Abstract

Although surgery in selected small-cell lung cancer (SCLC) patients has been proposed as a part of multimodality therapy, so far, the prognostic impact of node-spreading pattern has not been fully elucidated. To investigate this issue, a retrospective analysis was performed. From 01/1996 to 12/2012, clinico-pathological, surgical, and oncological features were retrospectively reviewed in a multicentric cohort of 154 surgically treated SCLC patients. A multivariate Cox proportional hazard model was developed using stepwise regression, in order to identify independent outcome predictors. Overall (OS), cancer-specific (CSS), and Relapse-free survival (RFS) were calculated by Kaplan-Meier method. Overall, median OS, CSS, and RFS were 29 (95% CI 18-39), 48 (95% CI 19-78), and 22 (95% CI 17-27) months, respectively. Lymphadenectomy was performed in 140 (90.9%) patients (median number of harvested nodes: 11.5). Sixty-seven (47.9%) pN0-cases experienced the best long-term survival (CSS: 71, RFS: 62months; p<0.0001). Among node-positive patients, no prognostic differences were found between pN1 and pN2 involvement (CSS: 22 vs. 15, and RFS: 14 vs. 10months, respectively; p=0.99). By splitting node-positive SCLC according to concurrent N1-invasion, N0N2-patients showed a worse CSS compared to those cases with combined N1N2-involvement (N0N2: 8months vs. N1N2: 22months; p=0.04).
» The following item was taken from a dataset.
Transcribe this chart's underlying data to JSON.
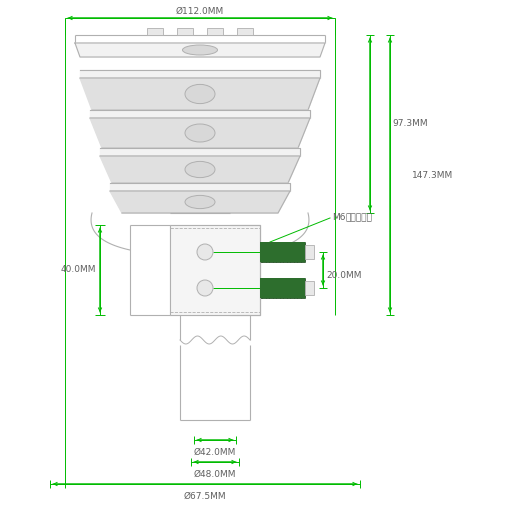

On the other hand, the number of metastatic stations (p=0.80) and the specific node-level (p=0.85) did not affect CSS. At multivariate analysis, pN+ (HR: 3.05, 95% CI 1.21-7.67, p=0.02) and ratio between metastatic and resected lymph-nodes (RL, HR: 1.02, 95% CI 1.00-1.04, p=0.03) were independent predictors of CSS. Moreover, node-positive patients (HR: 3.60, 95% CI 1.95-6.63, p<0.0001) with tumor size ≥5cm (HR: 1.85, 95% CI 0.88-3.88, p=0.10) experienced a worse RFS. In selected surgically treated SCLC, the long-term survival may be stratified according to the node-spreading pattern.